The World Bank emphasized that the cost of essential goods and other services will fall in 2023 in its Commodity Markets Outlook report from October 2022.
Despite the fall, demand for some of the important products could rise again the following year. Low supply could keep prices at 2022 levels.
In the wake of the post-pandemic demand boom, gasoline prices began to decline from their high, and the war in Ukraine redirected its expenses.
However, different supply conditions and contrasting trends will force fuel prices to modestly decline in 2023. Fuel costs are expected to stabilize further in 2024 as currencies throughout the world also begin to stabilize.
The World Bank report stated, in part, "Energy prices are forecast to decrease 11% in 2023 and another 12% in 2024, after soaring by an expected 60% in 2022.
The report continued, "Key drivers of the projection include slower global growth and decreased natural gas demand as families and business cut use.
Transport and Electricity
The World Bank predicted that in 2023, the cost of transportation and power would decrease. They cited a decline in fuel prices and currency stabilization as the causes of the cost retreat.
"There are several uncertainties to the picture, particularly on the supply side.
However, it issued a warning: "First, production in the United States could disappoint as producers favor returning cash to shareholders over boosting output, and rising input costs restrain new investment."
As a result of evaluations carried out by the Energy Petroleum and Regulatory Authority, the price of tokens has grown during the past two months (EPRA).
It predicted that agricultural prices would fall by 5% in 2023 before leveling off in 2024.
The projected fall in 2023 is due to a higher-than-anticipated global wheat harvest, stable rice market supply, and the restart of Ukrainian grain exports.
The World Bank predicted that interruptions in exports from Russia or Ukraine, two major grain exporters, "may again halt world supply, as they did in the early stages of the war in Ukraine."
The report is consistent with President William Ruto's pledge to reduce Unga costs within a year.
Gas and Coal
Although coal and natural gas prices are predicted to decline in 2023 and 2024, they are still likely to be significantly higher than their pre-pandemic averages.
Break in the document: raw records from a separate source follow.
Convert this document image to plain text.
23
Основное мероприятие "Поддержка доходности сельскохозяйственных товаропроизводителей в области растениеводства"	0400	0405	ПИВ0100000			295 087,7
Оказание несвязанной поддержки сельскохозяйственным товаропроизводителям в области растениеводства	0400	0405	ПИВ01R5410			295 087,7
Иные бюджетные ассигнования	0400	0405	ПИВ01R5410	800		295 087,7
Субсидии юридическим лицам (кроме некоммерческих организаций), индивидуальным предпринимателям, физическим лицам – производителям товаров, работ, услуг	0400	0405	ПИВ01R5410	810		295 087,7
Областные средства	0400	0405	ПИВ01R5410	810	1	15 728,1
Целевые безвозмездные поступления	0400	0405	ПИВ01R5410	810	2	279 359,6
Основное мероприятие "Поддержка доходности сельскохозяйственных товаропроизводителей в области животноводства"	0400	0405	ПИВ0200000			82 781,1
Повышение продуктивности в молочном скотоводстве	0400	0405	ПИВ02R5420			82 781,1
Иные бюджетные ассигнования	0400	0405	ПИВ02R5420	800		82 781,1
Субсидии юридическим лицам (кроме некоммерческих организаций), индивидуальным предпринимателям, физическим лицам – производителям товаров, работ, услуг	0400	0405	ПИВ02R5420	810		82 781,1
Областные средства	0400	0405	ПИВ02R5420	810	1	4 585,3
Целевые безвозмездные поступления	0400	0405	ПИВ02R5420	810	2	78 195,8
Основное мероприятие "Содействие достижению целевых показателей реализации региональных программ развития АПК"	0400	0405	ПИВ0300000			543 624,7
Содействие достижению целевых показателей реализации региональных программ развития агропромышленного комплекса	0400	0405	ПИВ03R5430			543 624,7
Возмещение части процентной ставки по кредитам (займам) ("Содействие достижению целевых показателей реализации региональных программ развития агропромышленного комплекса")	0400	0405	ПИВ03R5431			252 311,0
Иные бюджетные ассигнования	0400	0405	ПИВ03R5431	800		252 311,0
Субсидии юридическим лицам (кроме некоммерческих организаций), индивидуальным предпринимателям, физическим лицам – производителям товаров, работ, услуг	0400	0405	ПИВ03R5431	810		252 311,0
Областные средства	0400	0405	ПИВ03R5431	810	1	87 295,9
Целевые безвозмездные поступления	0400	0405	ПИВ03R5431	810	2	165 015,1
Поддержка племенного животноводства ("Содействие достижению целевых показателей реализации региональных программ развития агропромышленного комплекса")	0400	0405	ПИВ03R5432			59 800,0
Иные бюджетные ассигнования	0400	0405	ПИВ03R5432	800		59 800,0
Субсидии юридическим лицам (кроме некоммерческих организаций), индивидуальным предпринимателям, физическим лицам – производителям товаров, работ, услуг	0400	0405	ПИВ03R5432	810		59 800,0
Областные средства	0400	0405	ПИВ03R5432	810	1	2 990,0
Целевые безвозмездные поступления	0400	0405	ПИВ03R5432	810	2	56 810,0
Due to decreased demand for natural gas as homes and businesses reduce their usage and move to alternatives, prices are predicted to decline next year.
Additionally, as China, India, and seaborne exporters improve output, coal production is anticipated to rise.
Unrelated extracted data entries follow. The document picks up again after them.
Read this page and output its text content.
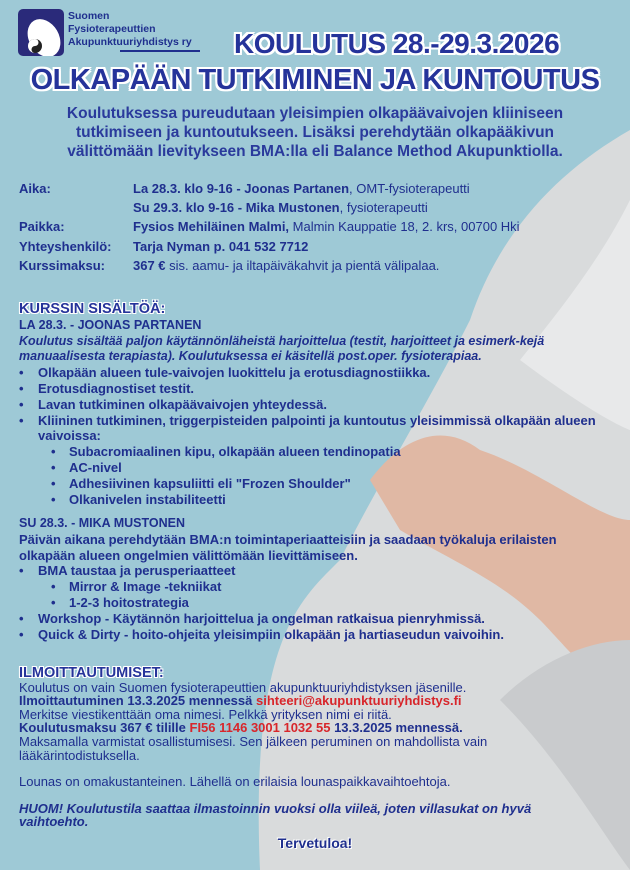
Suomen
Fysioterapeuttien
Akupunktuuriyhdistys ry KOULUTUS 28.-29.3.2026
OLKAPÄÄN TUTKIMINEN JA KUNTOUTUS
Koulutuksessa pureudutaan yleisimpien olkapäävaivojen kliiniseen tutkimiseen ja kuntoutukseen. Lisäksi perehdytään olkapääkivun välittömään lievitykseen BMA:lla eli Balance Method Akupunktiolla.
Aika:	La 28.3. klo 9-16 - Joonas Partanen, OMT-fysioterapeutti
Su 29.3. klo 9-16 - Mika Mustonen, fysioterapeutti
Paikka:	Fysios Mehiläinen Malmi, Malmin Kauppatie 18, 2. krs, 00700 Hki
Yhteyshenkilö:	Tarja Nyman p. 041 532 7712
Kurssimaksu:	367 € sis. aamu- ja iltapäiväkahvit ja pientä välipalaa.
KURSSIN SISÄLTÖÄ:
LA 28.3. - JOONAS PARTANEN
Koulutus sisältää paljon käytännönläheistä harjoittelua (testit, harjoitteet ja esimerk-kejä manuaalisesta terapiasta). Koulutuksessa ei käsitellä post.oper. fysioterapiaa.
• Olkapään alueen tule-vaivojen luokittelu ja erotusdiagnostiikka.
• Erotusdiagnostiset testit.
• Lavan tutkiminen olkapäävaivojen yhteydessä.
• Kliininen tutkiminen, triggerpisteiden palpointi ja kuntoutus yleisimmissä olkapään alueen vaivoissa:
• Subacromiaalinen kipu, olkapään alueen tendinopatia
• AC-nivel
• Adhesiivinen kapsuliitti eli "Frozen Shoulder"
• Olkanivelen instabiliteetti
SU 28.3. - MIKA MUSTONEN
Päivän aikana perehdytään BMA:n toimintaperiaatteisiin ja saadaan työkaluja erilaisten olkapään alueen ongelmien välittömään lievittämiseen.
• BMA taustaa ja perusperiaatteet
• Mirror & Image -tekniikat
• 1-2-3 hoitostrategia
• Workshop - Käytännön harjoittelua ja ongelman ratkaisua pienryhmissä.
• Quick & Dirty - hoito-ohjeita yleisimpiin olkapään ja hartiaseudun vaivoihin.
ILMOITTAUTUMISET:
Koulutus on vain Suomen fysioterapeuttien akupunktuuriyhdistyksen jäsenille.
Ilmoittautuminen 13.3.2025 mennessä sihteeri@akupunktuuriyhdistys.fi
Merkitse viestikenttään oma nimesi. Pelkkä yrityksen nimi ei riitä.
Koulutusmaksu 367 € tilille FI56 1146 3001 1032 55 13.3.2025 mennessä.
Maksamalla varmistat osallistumisesi. Sen jälkeen peruminen on mahdollista vain lääkärintodistuksella.
Lounas on omakustanteinen. Lähellä on erilaisia lounaspaikkavaihtoehtoja.
HUOM! Koulutustila saattaa ilmastoinnin vuoksi olla viileä, joten villasukat on hyvä vaihtoehto.
Tervetuloa!
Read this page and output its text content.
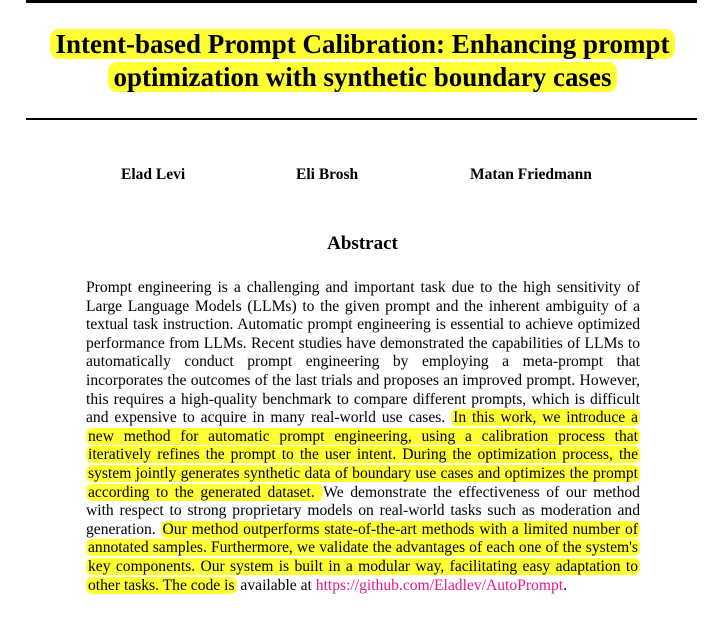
Intent-based Prompt Calibration: Enhancing prompt optimization with synthetic boundary cases
Elad Levi	Eli Brosh	Matan Friedmann
Abstract

Prompt engineering is a challenging and important task due to the high sensitivity of Large Language Models (LLMs) to the given prompt and the inherent ambiguity of a textual task instruction. Automatic prompt engineering is essential to achieve optimized performance from LLMs. Recent studies have demonstrated the capabilities of LLMs to automatically conduct prompt engineering by employing a meta-prompt that incorporates the outcomes of the last trials and proposes an improved prompt. However, this requires a high-quality benchmark to compare different prompts, which is difficult and expensive to acquire in many real-world use cases. In this work, we introduce a new method for automatic prompt engineering, using a calibration process that iteratively refines the prompt to the user intent. During the optimization process, the system jointly generates synthetic data of boundary use cases and optimizes the prompt according to the generated dataset. We demonstrate the effectiveness of our method with respect to strong proprietary models on real-world tasks such as moderation and generation. Our method outperforms state-of-the-art methods with a limited number of annotated samples. Furthermore, we validate the advantages of each one of the system's key components. Our system is built in a modular way, facilitating easy adaptation to other tasks. The code is available at https://github.com/Eladlev/AutoPrompt.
The changes are anticipated to have an impact on the nation's gas prices, which sharply climbed starting in April 2022.
The analysis predicted a rise in food market demand. The World Bank linked the rise in demand to the conflict in Ukraine as well as other natural disasters that have resulted in extreme food insecurity.
According to the research, "materialization of the upside risks to food prices identified could result in even greater increases in the number of individuals experiencing food insecurity."
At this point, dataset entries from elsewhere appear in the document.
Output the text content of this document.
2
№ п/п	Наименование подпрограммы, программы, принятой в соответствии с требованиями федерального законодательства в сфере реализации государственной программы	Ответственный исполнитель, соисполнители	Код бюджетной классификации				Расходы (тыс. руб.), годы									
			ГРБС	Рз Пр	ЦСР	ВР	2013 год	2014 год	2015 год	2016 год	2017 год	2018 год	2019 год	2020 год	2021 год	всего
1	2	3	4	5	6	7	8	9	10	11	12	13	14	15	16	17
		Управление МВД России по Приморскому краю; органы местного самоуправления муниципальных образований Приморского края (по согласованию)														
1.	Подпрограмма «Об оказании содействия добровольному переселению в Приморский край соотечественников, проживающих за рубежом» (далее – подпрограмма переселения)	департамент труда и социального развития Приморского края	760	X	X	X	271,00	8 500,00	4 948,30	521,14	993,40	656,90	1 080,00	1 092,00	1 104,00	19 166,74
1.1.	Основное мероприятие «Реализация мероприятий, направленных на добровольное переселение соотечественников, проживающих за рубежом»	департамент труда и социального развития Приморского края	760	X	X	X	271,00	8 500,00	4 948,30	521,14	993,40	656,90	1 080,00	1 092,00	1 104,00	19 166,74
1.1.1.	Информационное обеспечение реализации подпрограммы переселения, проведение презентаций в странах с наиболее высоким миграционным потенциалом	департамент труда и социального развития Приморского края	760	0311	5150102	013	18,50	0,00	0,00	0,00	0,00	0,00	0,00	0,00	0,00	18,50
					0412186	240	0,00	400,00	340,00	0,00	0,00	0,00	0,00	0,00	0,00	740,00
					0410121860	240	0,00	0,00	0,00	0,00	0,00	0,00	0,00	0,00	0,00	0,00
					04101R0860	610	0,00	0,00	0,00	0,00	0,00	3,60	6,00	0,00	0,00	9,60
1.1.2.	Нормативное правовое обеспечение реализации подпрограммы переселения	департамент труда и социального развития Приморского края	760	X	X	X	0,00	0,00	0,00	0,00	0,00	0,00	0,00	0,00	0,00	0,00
The analysis predicts a price decline for metals used in the construction sector. The metal refiners are prepared to raise production costs in response to the surge in demand, which will impact the total cost.
Higher-than-anticipated energy prices are one upside risk, which could result in higher production costs for metal refiners.
However, the World Bank predicted that over the longer term, metal demand will rise due to recent government initiatives to quicken the energy transition and promote renewable energy sources, which require a lot of metals.